Supply-Demand Tension Eases
Crude oil prices are trading lower on the day as near-term supply-demand imbalances appear to be easing. Markets are focusing on the subtle yet important shifts in the United States, where, according to the EIA’s weekly report, crude oil production has increased while demand has started to cool off.
According to the EIA, “US crude oil refinery inputs averaged 15.9 million barrels per day during the week ending April 1, 2022 which was 35,000 barrels per day more than the previous week’s average.” On the demand side, oil inventories grew by +2.421 million barrels against an expected drawdown of -2.056 million barrels.
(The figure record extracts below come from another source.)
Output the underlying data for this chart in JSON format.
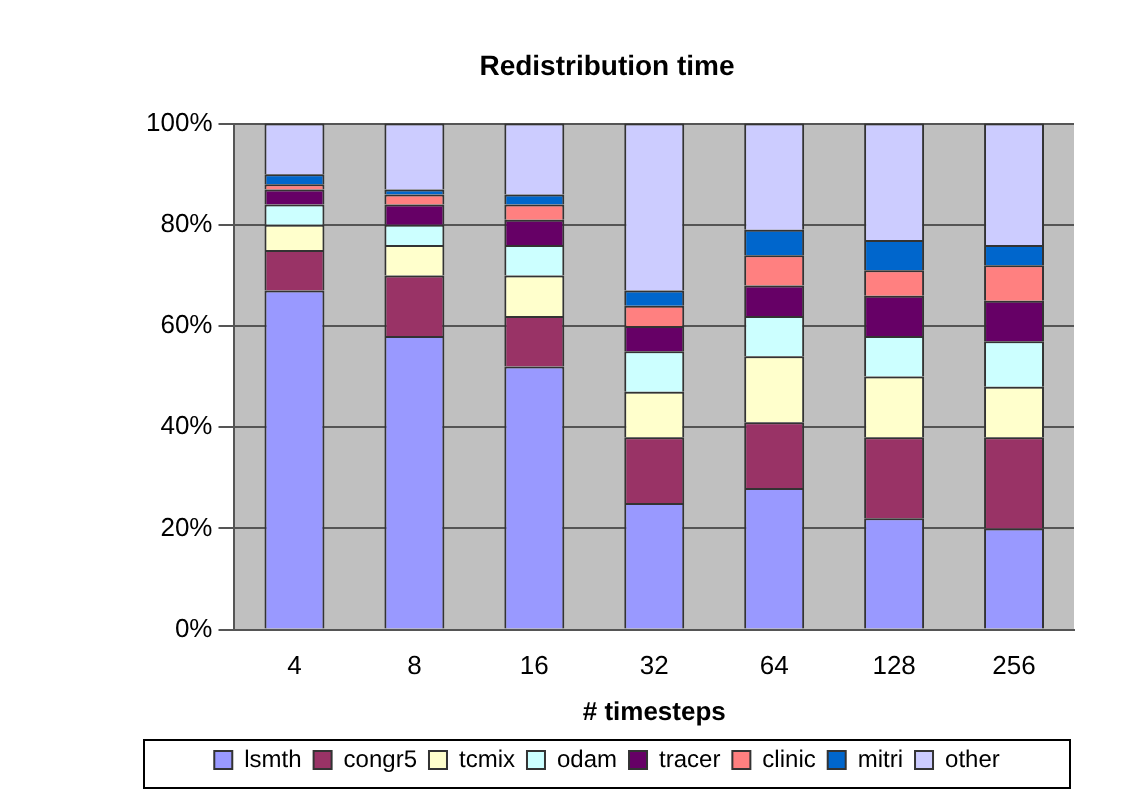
{
  "chart_data": {
    "type": "bar",
    "title": "Redistribution time",
    "xlabel": "# timesteps",
    "categories": [
      "4",
      "8",
      "16",
      "32",
      "64",
      "128",
      "256"
    ],
    "stacked": true,
    "series": [
      {
        "name": "lsmth",
        "color": "#9999ff",
        "values": [
          67,
          58,
          52,
          25,
          28,
          22,
          20
        ]
      },
      {
        "name": "congr5",
        "color": "#993366",
        "values": [
          8,
          12,
          10,
          13,
          13,
          16,
          18
        ]
      },
      {
        "name": "tcmix",
        "color": "#ffffcc",
        "values": [
          5,
          6,
          8,
          9,
          13,
          12,
          10
        ]
      },
      {
        "name": "odam",
        "color": "#ccffff",
        "values": [
          4,
          4,
          6,
          8,
          8,
          8,
          9
        ]
      },
      {
        "name": "tracer",
        "color": "#660066",
        "values": [
          3,
          4,
          5,
          5,
          6,
          8,
          8
        ]
      },
      {
        "name": "clinic",
        "color": "#ff8080",
        "values": [
          1,
          2,
          3,
          4,
          6,
          5,
          7
        ]
      },
      {
        "name": "mitri",
        "color": "#0066cc",
        "values": [
          2,
          1,
          2,
          3,
          5,
          6,
          4
        ]
      },
      {
        "name": "other",
        "color": "#ccccff",
        "values": [
          10,
          13,
          14,
          33,
          21,
          23,
          24
        ]
      }
    ],
    "ylim": [
      0,
      100
    ],
    "yticks": [
      {
        "value": 0,
        "label": "0%"
      },
      {
        "value": 20,
        "label": "20%"
      },
      {
        "value": 40,
        "label": "40%"
      },
      {
        "value": 60,
        "label": "60%"
      },
      {
        "value": 80,
        "label": "80%"
      },
      {
        "value": 100,
        "label": "100%"
      }
    ],
    "grid": "y",
    "legend": "bottom"
  }
}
While the European Union failed to ban Russian coal and oil imports, citing a technical error, it appears that another attempt will be made to do so tomorrow. This could introduce more two-way volatility into energy markets, casting into doubt the validity of any technical developments on the charts. Until then, however, with markets focused on data from the US, a bearish breakout is starting to gather pace from the recent symmetrical triangle in crude oil prices.
Oil Volatility, Oil Price Correlation Deteriorating
Crude oil prices have a relationship with volatility like most other asset classes, especially those that have real economic uses – other energy assets, soft and hard metals, for example. Similar to how bonds and stocks don’t like increased volatility – signaling greater uncertainty around cash flows, dividends, coupon payments, etc. – crude oil tends to suffer during periods of higher volatility. The sharp drop in oil volatility over the past two weeks has not been met with a corresponding slump in oil prices, even if oil prices have come down back below $100/brl.
OVX (Oil Volatility) Technical Analysis: Daily Price Chart (April 2021 to April 2022) (Chart 1)
Oil volatility (as measured by the Cboe’s gold volatility ETF, OVX, which tracks the 1-month implied volatility of oil as derived from the USO option chain) was trading at 53.92 at the time this report was written, the lowest reading since late-February. The 5-day correlation between OVX and crude oil prices is -0.07 while the 20-day correlation is +0.70. One week ago, on March 30, the 5-day correlation was +0.71 and the 20-day correlation was +0.81.
Crude Oil Price Technical Analysis: Daily Chart (October 2020 to April 2022) (Chart 2)
Last week it was noted, that “crude oil prices are beginning to consolidate into a symmetrical triangle, which in context of the preceding move higher, would call for a bullish breakout. But in this environment, dominated by spontaneous headlines on the news wire, it may be best of consider the symmetrical triangle a neutral pattern that could yield a breakout in either direction. The apex of the triangle will be reached by the second week of April, meaning a breakout back to the March high above 130 or back to the late-February low (base of the triangle) should occur sometime soon.”
Consistent with this view, a bearish breakout may be getting started. Crude oil prices are trading below triangle support, and bearish momentum is gathering pace with prices below their daily 5-, 8-, 13-, and 21-EMA envelope, which is in bearish sequential order. Daily MACD is on the verge of dropping below its signal line, while daily Slow Stochastics are on the cusp of entering oversold territory. Targets lower include the March 15 low (93.53) and the February 18 low (87.46).
Crude Oil Price Technical Analysis: Weekly Chart (March 2008 to April 2022) (Chart 3)
On the weekly timeframe, there is more evidence that momentum has stalled. Crude oil prices are now below their weekly 4- and 8-EMAs, even as the weekly 4-, 8-, and 13-EMA envelope remains in bullish sequential order. Weekly MACD is on the cusp of issuing a sell signal (albeit above its signal line), while weekly Slow Stochastics are continuing to trend lower towards their median line. It remains the case that “if the aforementioned symmetrical triangle yields a breakout, it will likely be in a quick, violent manner that won’t necessarily be reflected on the weekly timeframe until after the fact; focusing on lower-term timeframes (4-hour, daily) seems appropriate for the foreseeable future.”
IG CLIENT SENTIMENT INDEX: CRUDE OIL PRICE FORECAST (April 6, 2022) (CHART 4)
Oil – US Crude: Retail trader data shows 55.76% of traders are net-long with the ratio of traders long to short at 1.26 to 1. The number of traders net-long is 2.28% lower than yesterday and 23.02% higher from last week, while the number of traders net-short is 13.72% lower than yesterday and 25.79% lower from last week.
We typically take a contrarian view to crowd sentiment, and the fact traders are net-long suggests Oil – US Crude prices may continue to fall.
Traders are further net-long than yesterday and last week, and the combination of current sentiment and recent changes gives us a stronger Oil – US Crude-bearish contrarian trading bias.